Most leases contain a compliance with laws provision that requires a tenant to remain in compliance with all laws applicable to the tenant’s use of the leased premises or conduct of business in that location. Although this provision may appear to shield the landlord, creative prosecutors might assert that by renting to the tenant, the landlord knowingly approved the tenant’s illegal actions. We recommend adding compliance language specifying that a tenant must remain in compliance with both federal and state laws, and any tenant action or inaction that is legal under one regime, such as state law, but illegal under another, such as federal law, will be considered illegal with respect to the lease. In addition, the lease should clearly state that any action taken by the tenant, any employee, agent or other representative at the leased premises in violation of the compliance with laws section will be considered a non-curable default triggering the landlord’s right to demand immediate termination of the lease and the tenant’s prompt surrender of the leased premises. We also recommend that the lease allow the landlord to cause the tenant’s property to be promptly removed from the premises and discarded by the landlord without liability if the tenant fails to remove it. As this property could be considered or could contain contraband, landlords may not want to remove this property themselves. The cost of any such removal should be allocated to the tenant.

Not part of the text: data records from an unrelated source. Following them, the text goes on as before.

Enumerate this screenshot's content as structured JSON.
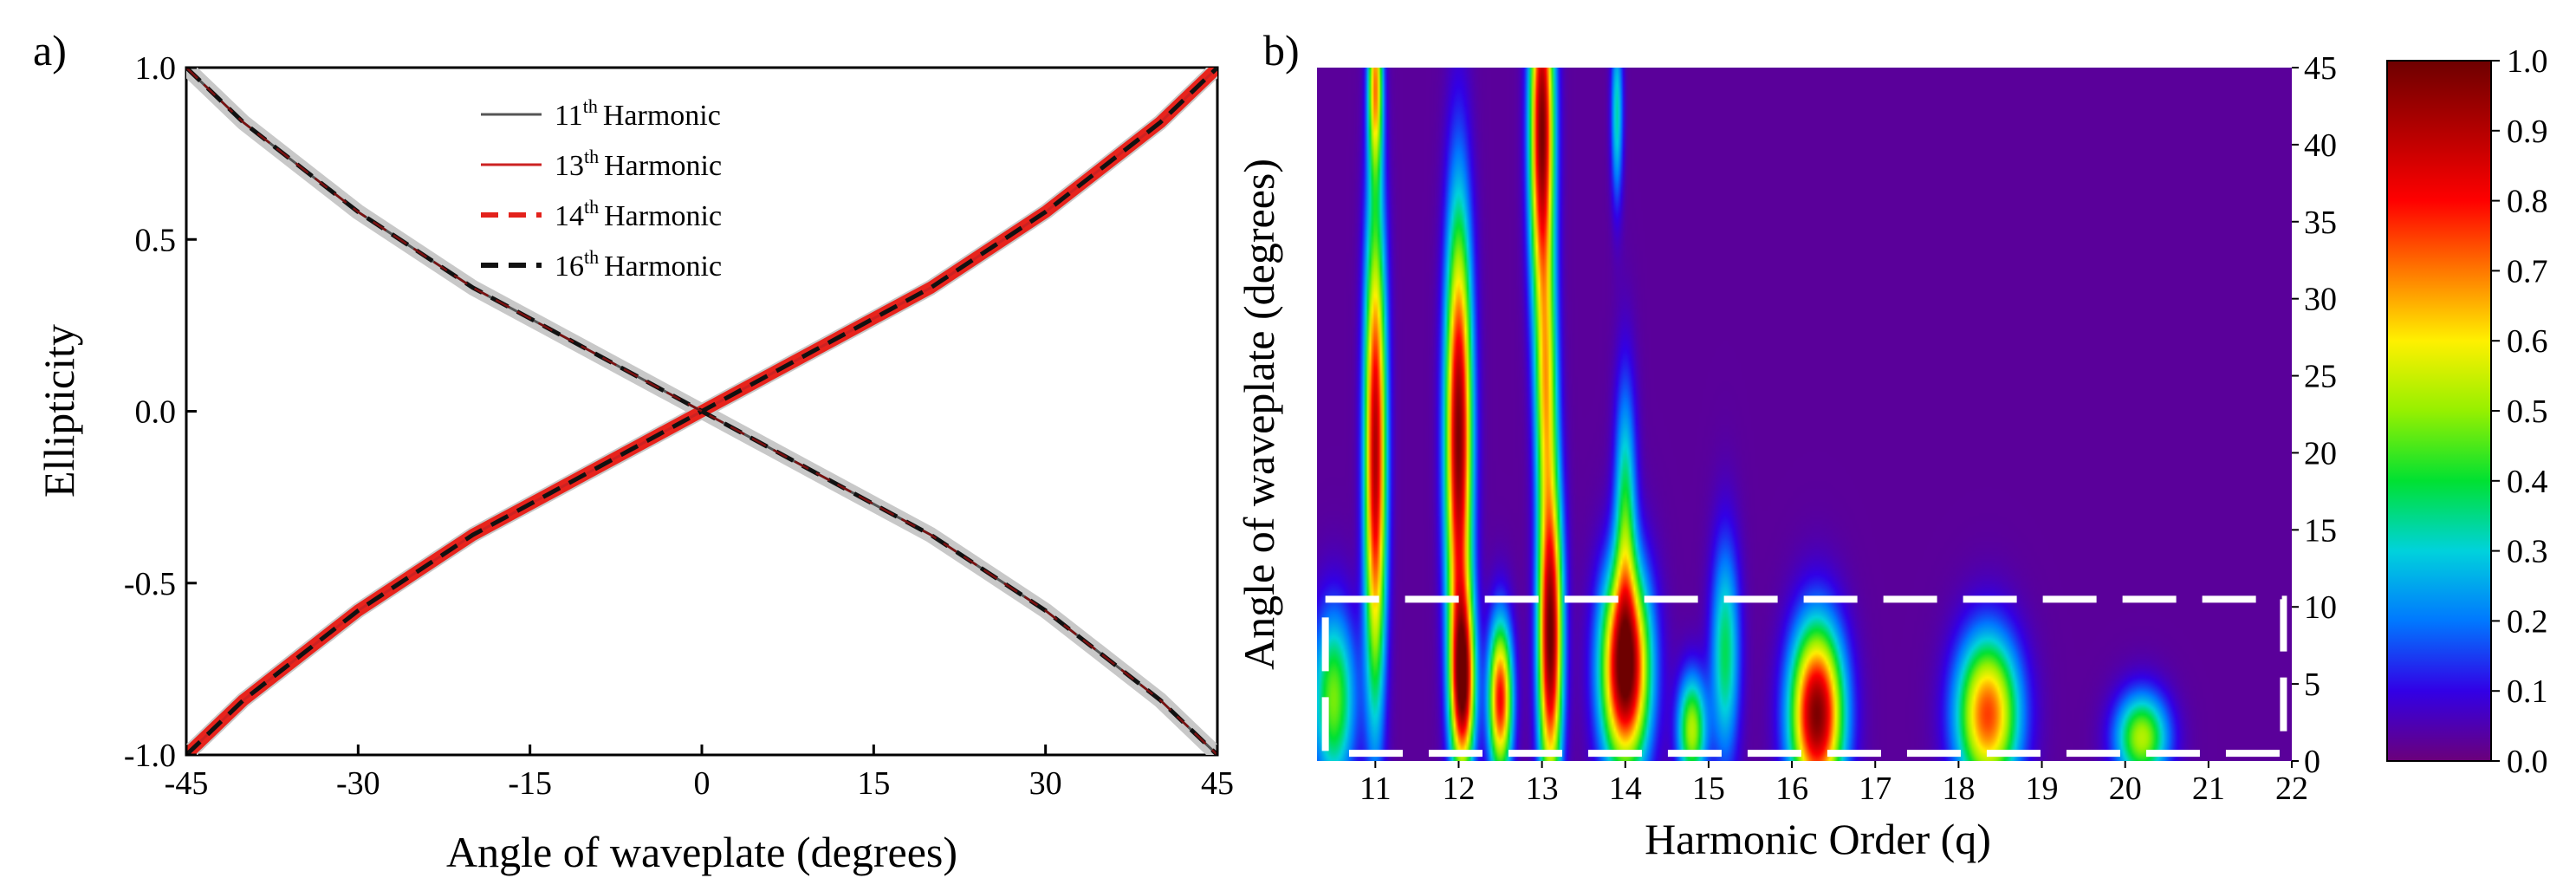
{
  "panel_a_label": "a)",
  "panel_b_label": "b)",
  "chart_data": [
    {
      "type": "line",
      "panel": "a)",
      "xlabel": "Angle of waveplate (degrees)",
      "ylabel": "Ellipticity",
      "xlim": [
        -45,
        45
      ],
      "ylim": [
        -1.0,
        1.0
      ],
      "x_ticks": [
        "-45",
        "-30",
        "-15",
        "0",
        "15",
        "30",
        "45"
      ],
      "y_ticks": [
        "-1.0",
        "-0.5",
        "0.0",
        "0.5",
        "1.0"
      ],
      "legend_position": "top-center",
      "x": [
        -45,
        -40,
        -35,
        -30,
        -25,
        -20,
        -15,
        -10,
        -5,
        0,
        5,
        10,
        15,
        20,
        25,
        30,
        35,
        40,
        45
      ],
      "series": [
        {
          "name": "11th Harmonic",
          "num": "11",
          "sup": "th",
          "label": "Harmonic",
          "style": "solid-thin",
          "color": "#555555",
          "direction": "decreasing",
          "values": [
            1.0,
            0.84,
            0.71,
            0.58,
            0.47,
            0.36,
            0.27,
            0.18,
            0.09,
            0.0,
            -0.09,
            -0.18,
            -0.27,
            -0.36,
            -0.47,
            -0.58,
            -0.71,
            -0.84,
            -1.0
          ]
        },
        {
          "name": "13th Harmonic",
          "num": "13",
          "sup": "th",
          "label": "Harmonic",
          "style": "solid-thin",
          "color": "#cc2222",
          "direction": "increasing",
          "values": [
            -1.0,
            -0.84,
            -0.71,
            -0.58,
            -0.47,
            -0.36,
            -0.27,
            -0.18,
            -0.09,
            0.0,
            0.09,
            0.18,
            0.27,
            0.36,
            0.47,
            0.58,
            0.71,
            0.84,
            1.0
          ]
        },
        {
          "name": "14th Harmonic",
          "num": "14",
          "sup": "th",
          "label": "Harmonic",
          "style": "dashed",
          "color": "#e3221c",
          "direction": "increasing",
          "values": [
            -1.0,
            -0.84,
            -0.71,
            -0.58,
            -0.47,
            -0.36,
            -0.27,
            -0.18,
            -0.09,
            0.0,
            0.09,
            0.18,
            0.27,
            0.36,
            0.47,
            0.58,
            0.71,
            0.84,
            1.0
          ]
        },
        {
          "name": "16th Harmonic",
          "num": "16",
          "sup": "th",
          "label": "Harmonic",
          "style": "dashed",
          "color": "#111111",
          "direction": "both",
          "values": [
            -1.0,
            -0.84,
            -0.71,
            -0.58,
            -0.47,
            -0.36,
            -0.27,
            -0.18,
            -0.09,
            0.0,
            0.09,
            0.18,
            0.27,
            0.36,
            0.47,
            0.58,
            0.71,
            0.84,
            1.0
          ]
        }
      ]
    },
    {
      "type": "heatmap",
      "panel": "b)",
      "xlabel": "Harmonic Order (q)",
      "ylabel": "Angle of waveplate (degrees)",
      "xlim": [
        10.3,
        22.0
      ],
      "ylim": [
        0,
        45
      ],
      "x_ticks": [
        "11",
        "12",
        "13",
        "14",
        "15",
        "16",
        "17",
        "18",
        "19",
        "20",
        "21",
        "22"
      ],
      "y_ticks": [
        "0",
        "5",
        "10",
        "15",
        "20",
        "25",
        "30",
        "35",
        "40",
        "45"
      ],
      "colorbar_ticks": [
        "0.0",
        "0.1",
        "0.2",
        "0.3",
        "0.4",
        "0.5",
        "0.6",
        "0.7",
        "0.8",
        "0.9",
        "1.0"
      ],
      "colorbar_range": [
        0.0,
        1.0
      ],
      "background_value": 0.03,
      "highlight_box": {
        "x_range": [
          10.4,
          21.9
        ],
        "y_range": [
          0.5,
          10.5
        ],
        "style": "white-dashed"
      },
      "peaks": [
        {
          "q": 10.5,
          "angle": 4,
          "amp": 0.45,
          "sq": 0.18,
          "sa": 4
        },
        {
          "q": 11.0,
          "angle": 20,
          "amp": 0.88,
          "sq": 0.09,
          "sa": 11
        },
        {
          "q": 11.0,
          "angle": 44,
          "amp": 0.6,
          "sq": 0.06,
          "sa": 4
        },
        {
          "q": 12.0,
          "angle": 21,
          "amp": 0.95,
          "sq": 0.11,
          "sa": 10
        },
        {
          "q": 12.05,
          "angle": 5,
          "amp": 0.85,
          "sq": 0.1,
          "sa": 4
        },
        {
          "q": 12.5,
          "angle": 4,
          "amp": 0.78,
          "sq": 0.1,
          "sa": 3.5
        },
        {
          "q": 13.0,
          "angle": 41,
          "amp": 0.95,
          "sq": 0.1,
          "sa": 8
        },
        {
          "q": 13.1,
          "angle": 8,
          "amp": 0.97,
          "sq": 0.1,
          "sa": 7
        },
        {
          "q": 13.05,
          "angle": 24,
          "amp": 0.5,
          "sq": 0.09,
          "sa": 6
        },
        {
          "q": 14.0,
          "angle": 6,
          "amp": 1.0,
          "sq": 0.2,
          "sa": 4.5
        },
        {
          "q": 14.0,
          "angle": 16,
          "amp": 0.35,
          "sq": 0.09,
          "sa": 6
        },
        {
          "q": 13.9,
          "angle": 42,
          "amp": 0.3,
          "sq": 0.05,
          "sa": 4
        },
        {
          "q": 14.8,
          "angle": 2,
          "amp": 0.5,
          "sq": 0.12,
          "sa": 2.5
        },
        {
          "q": 15.2,
          "angle": 7,
          "amp": 0.35,
          "sq": 0.12,
          "sa": 5
        },
        {
          "q": 16.3,
          "angle": 3,
          "amp": 0.95,
          "sq": 0.22,
          "sa": 4
        },
        {
          "q": 18.35,
          "angle": 3,
          "amp": 0.72,
          "sq": 0.26,
          "sa": 3.5
        },
        {
          "q": 20.2,
          "angle": 1.5,
          "amp": 0.5,
          "sq": 0.22,
          "sa": 2
        }
      ]
    }
  ]
}
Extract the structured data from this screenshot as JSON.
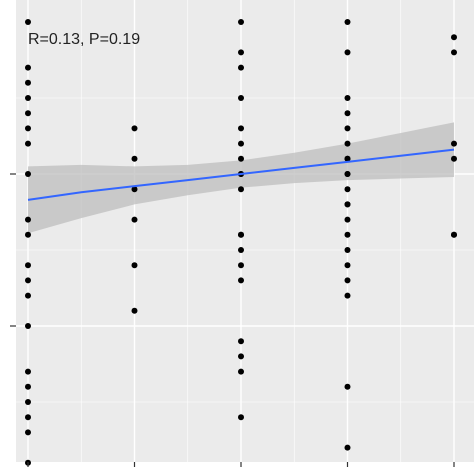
{
  "chart_data": {
    "type": "scatter",
    "annotation": "R=0.13, P=0.19",
    "xlim": [
      0.4,
      4.55
    ],
    "ylim": [
      -1.85,
      1.0
    ],
    "x_ticks": [
      1,
      2,
      3,
      4,
      5
    ],
    "y_ticks": [
      -1,
      0
    ],
    "grid": true,
    "colors": {
      "panel": "#ebebeb",
      "grid": "#ffffff",
      "points": "#000000",
      "line": "#3366ff",
      "band": "#bdbdbd"
    },
    "points": {
      "x": [
        1,
        1,
        1,
        1,
        1,
        1,
        1,
        1,
        1,
        1,
        1,
        1,
        1,
        1,
        1,
        1,
        1,
        1,
        1,
        1,
        2,
        2,
        2,
        2,
        2,
        2,
        3,
        3,
        3,
        3,
        3,
        3,
        3,
        3,
        3,
        3,
        3,
        3,
        3,
        3,
        3,
        3,
        3,
        3,
        3,
        4,
        4,
        4,
        4,
        4,
        4,
        4,
        4,
        4,
        4,
        4,
        4,
        4,
        4,
        4,
        4,
        4,
        4,
        4,
        4,
        4,
        5,
        5,
        5,
        5,
        5,
        5
      ],
      "y": [
        1.0,
        0.7,
        0.6,
        0.5,
        0.4,
        0.3,
        0.2,
        0.0,
        -0.3,
        -0.4,
        -0.6,
        -0.7,
        -0.8,
        -1.0,
        -1.3,
        -1.4,
        -1.5,
        -1.6,
        -1.7,
        -1.9,
        0.3,
        0.1,
        -0.1,
        -0.6,
        -0.9,
        -0.3,
        1.0,
        0.8,
        0.7,
        0.5,
        0.3,
        0.2,
        0.1,
        0.0,
        -0.1,
        -0.4,
        -0.5,
        -0.6,
        -0.7,
        -1.1,
        -1.3,
        -1.6,
        -1.2,
        -0.4,
        0.0,
        1.0,
        0.8,
        0.5,
        0.4,
        0.3,
        0.2,
        0.1,
        0.0,
        -0.1,
        -0.2,
        -0.3,
        -0.4,
        -0.5,
        -0.6,
        -0.7,
        -1.4,
        -1.8,
        0.1,
        0.0,
        -0.2,
        -0.8,
        0.9,
        0.8,
        0.2,
        0.1,
        -0.4,
        -0.4
      ]
    },
    "trend": {
      "x": [
        1.0,
        1.5,
        2.0,
        2.5,
        3.0,
        3.5,
        4.0,
        4.5,
        5.0
      ],
      "y": [
        -0.17,
        -0.12,
        -0.08,
        -0.04,
        0.0,
        0.04,
        0.08,
        0.12,
        0.16
      ],
      "lower": [
        -0.39,
        -0.29,
        -0.2,
        -0.14,
        -0.09,
        -0.06,
        -0.04,
        -0.03,
        -0.02
      ],
      "upper": [
        0.05,
        0.06,
        0.05,
        0.06,
        0.09,
        0.14,
        0.2,
        0.27,
        0.34
      ]
    }
  }
}
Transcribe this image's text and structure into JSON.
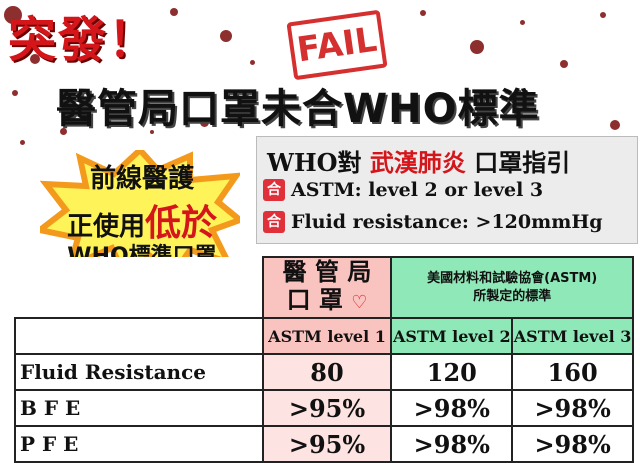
{
  "headline": {
    "urgent": "突發！",
    "stamp": "FAIL",
    "main": "醫管局口罩未合WHO標準"
  },
  "who_panel": {
    "title_prefix": "WHO對",
    "title_red": "武漢肺炎",
    "title_suffix": "口罩指引",
    "badge": "合",
    "rows": [
      "ASTM: level 2 or level 3",
      "Fluid resistance: >120mmHg"
    ]
  },
  "callout": {
    "line1": "前線醫護",
    "line2_prefix": "正使用",
    "line2_red": "低於",
    "line3": "WHO標準口罩"
  },
  "table": {
    "ha_header": [
      "醫 管 局",
      "口 罩"
    ],
    "astm_header": [
      "美國材料和試驗協會(ASTM)",
      "所製定的標準"
    ],
    "levels": [
      "ASTM level 1",
      "ASTM level 2",
      "ASTM level 3"
    ],
    "rows": [
      {
        "label": "Fluid Resistance",
        "values": [
          "80",
          "120",
          "160"
        ]
      },
      {
        "label": "B F E",
        "values": [
          ">95%",
          ">98%",
          ">98%"
        ]
      },
      {
        "label": "P F E",
        "values": [
          ">95%",
          ">98%",
          ">98%"
        ]
      }
    ]
  },
  "colors": {
    "accent_red": "#d4161b",
    "ha_pink": "#f9c3c0",
    "astm_green": "#8fe8b8",
    "burst_yellow": "#fff35a",
    "burst_orange": "#f39a1c"
  }
}
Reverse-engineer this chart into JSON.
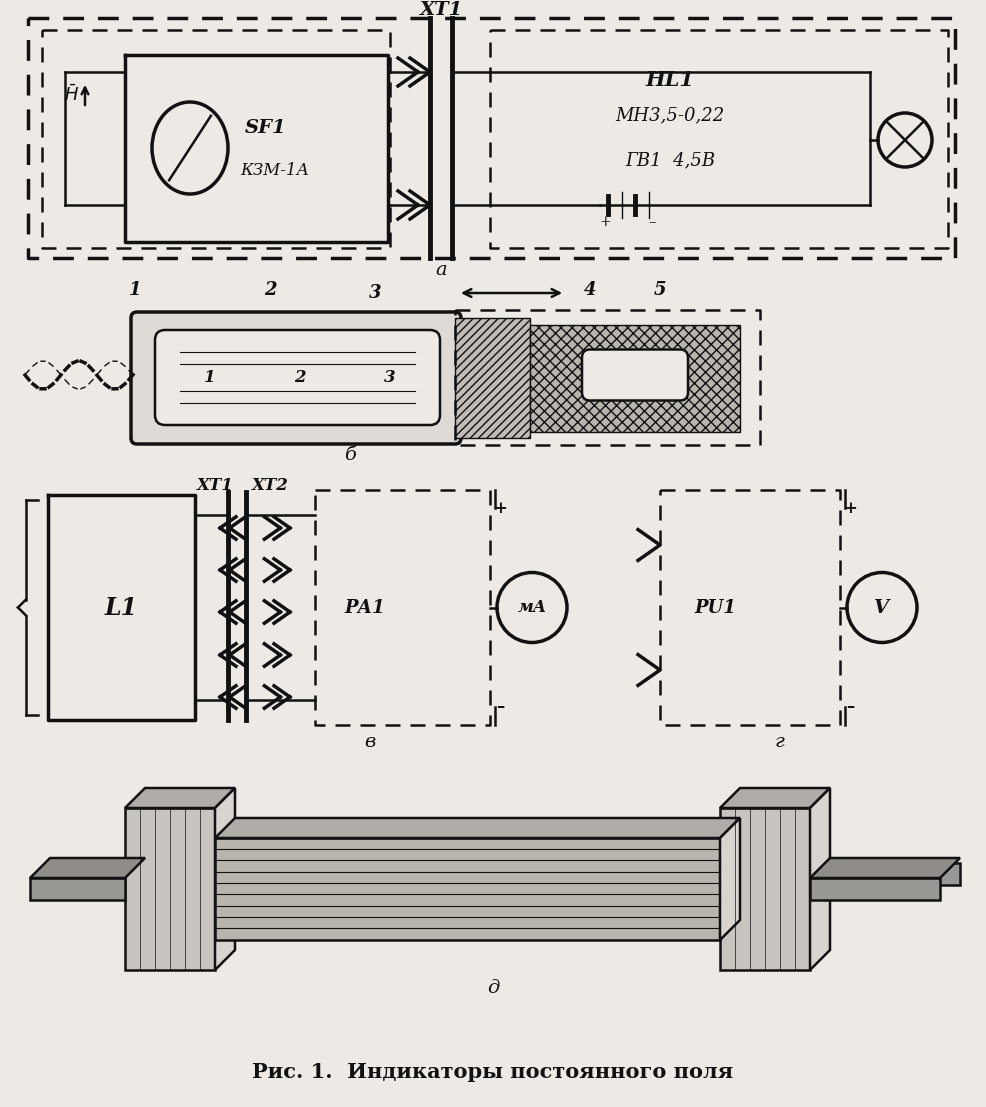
{
  "title": "Рис. 1.  Индикаторы постоянного поля",
  "bg": "#edeae5",
  "lc": "#111111",
  "xt1_label": "XT1",
  "sf1_label": "SF1",
  "sf1_sub": "КЗМ-1А",
  "hl1_label": "HL1",
  "hl1_sub": "МН3,5-0,22",
  "gb1_label": "ГВ1  4,5В",
  "panel_a": "а",
  "panel_b": "б",
  "panel_v": "в",
  "panel_g": "г",
  "panel_d": "д",
  "l1_label": "L1",
  "xt1_v": "XT1",
  "xt2_v": "XT2",
  "pa1_label": "РА1",
  "ma_label": "мА",
  "pu1_label": "РU1",
  "v_label": "V"
}
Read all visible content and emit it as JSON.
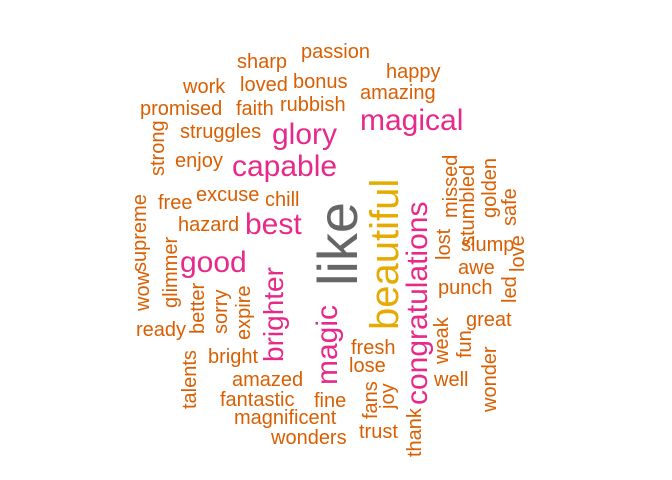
{
  "colors": {
    "orange": "#D95F02",
    "magenta": "#E7298A",
    "gold": "#E6AB02",
    "gray": "#666666"
  },
  "words": [
    {
      "text": "like",
      "color": "#666666"
    },
    {
      "text": "beautiful",
      "color": "#E6AB02"
    },
    {
      "text": "congratulations",
      "color": "#E7298A"
    },
    {
      "text": "magic",
      "color": "#E7298A"
    },
    {
      "text": "brighter",
      "color": "#E7298A"
    },
    {
      "text": "capable",
      "color": "#E7298A"
    },
    {
      "text": "magical",
      "color": "#E7298A"
    },
    {
      "text": "glory",
      "color": "#E7298A"
    },
    {
      "text": "good",
      "color": "#E7298A"
    },
    {
      "text": "best",
      "color": "#E7298A"
    },
    {
      "text": "passion",
      "color": "#D95F02"
    },
    {
      "text": "sharp",
      "color": "#D95F02"
    },
    {
      "text": "happy",
      "color": "#D95F02"
    },
    {
      "text": "work",
      "color": "#D95F02"
    },
    {
      "text": "loved",
      "color": "#D95F02"
    },
    {
      "text": "bonus",
      "color": "#D95F02"
    },
    {
      "text": "amazing",
      "color": "#D95F02"
    },
    {
      "text": "promised",
      "color": "#D95F02"
    },
    {
      "text": "faith",
      "color": "#D95F02"
    },
    {
      "text": "rubbish",
      "color": "#D95F02"
    },
    {
      "text": "struggles",
      "color": "#D95F02"
    },
    {
      "text": "strong",
      "color": "#D95F02"
    },
    {
      "text": "enjoy",
      "color": "#D95F02"
    },
    {
      "text": "missed",
      "color": "#D95F02"
    },
    {
      "text": "stumbled",
      "color": "#D95F02"
    },
    {
      "text": "golden",
      "color": "#D95F02"
    },
    {
      "text": "safe",
      "color": "#D95F02"
    },
    {
      "text": "free",
      "color": "#D95F02"
    },
    {
      "text": "excuse",
      "color": "#D95F02"
    },
    {
      "text": "chill",
      "color": "#D95F02"
    },
    {
      "text": "supreme",
      "color": "#D95F02"
    },
    {
      "text": "hazard",
      "color": "#D95F02"
    },
    {
      "text": "lost",
      "color": "#D95F02"
    },
    {
      "text": "slump",
      "color": "#D95F02"
    },
    {
      "text": "love",
      "color": "#D95F02"
    },
    {
      "text": "awe",
      "color": "#D95F02"
    },
    {
      "text": "wow",
      "color": "#D95F02"
    },
    {
      "text": "glimmer",
      "color": "#D95F02"
    },
    {
      "text": "punch",
      "color": "#D95F02"
    },
    {
      "text": "led",
      "color": "#D95F02"
    },
    {
      "text": "better",
      "color": "#D95F02"
    },
    {
      "text": "sorry",
      "color": "#D95F02"
    },
    {
      "text": "expire",
      "color": "#D95F02"
    },
    {
      "text": "ready",
      "color": "#D95F02"
    },
    {
      "text": "great",
      "color": "#D95F02"
    },
    {
      "text": "weak",
      "color": "#D95F02"
    },
    {
      "text": "fun",
      "color": "#D95F02"
    },
    {
      "text": "fresh",
      "color": "#D95F02"
    },
    {
      "text": "bright",
      "color": "#D95F02"
    },
    {
      "text": "talents",
      "color": "#D95F02"
    },
    {
      "text": "lose",
      "color": "#D95F02"
    },
    {
      "text": "wonder",
      "color": "#D95F02"
    },
    {
      "text": "well",
      "color": "#D95F02"
    },
    {
      "text": "amazed",
      "color": "#D95F02"
    },
    {
      "text": "fans",
      "color": "#D95F02"
    },
    {
      "text": "joy",
      "color": "#D95F02"
    },
    {
      "text": "fantastic",
      "color": "#D95F02"
    },
    {
      "text": "fine",
      "color": "#D95F02"
    },
    {
      "text": "magnificent",
      "color": "#D95F02"
    },
    {
      "text": "trust",
      "color": "#D95F02"
    },
    {
      "text": "thank",
      "color": "#D95F02"
    },
    {
      "text": "wonders",
      "color": "#D95F02"
    }
  ]
}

An additional preventative measure would be to define illegal drugs and drug-related activities broadly to include all controlled substances and related activities under federal law. Further, incorporate a prohibition clause for drug-related substances and activities crafted similar to a hazardous substances provision.
Additional default provisions should prohibit actions by a tenant that would constitute a default under any financing secured by the leased premises or that would cause the landlord’s insurer to require additional insurance or refuse to insure the landlord’s property. The tenant must indemnify the landlord against any losses arising from these types of defaults. Demanding a security deposit equivalent to two or more months’ rent would provide the landlord with supplemental protection against losses the landlord might incur due to a medical-marijuana tenant’s excessive wear and tear on the premises.
Unless and until the federal government legalizes marijuana, landlords must remain vigilant about their properties and compliance with federal laws. With the localized level of acceptance of marijuana and marijuana-related businesses, landlords must proactively protect their properties and themselves from potential prosecution. Updating lease forms is one way to maintain this protection.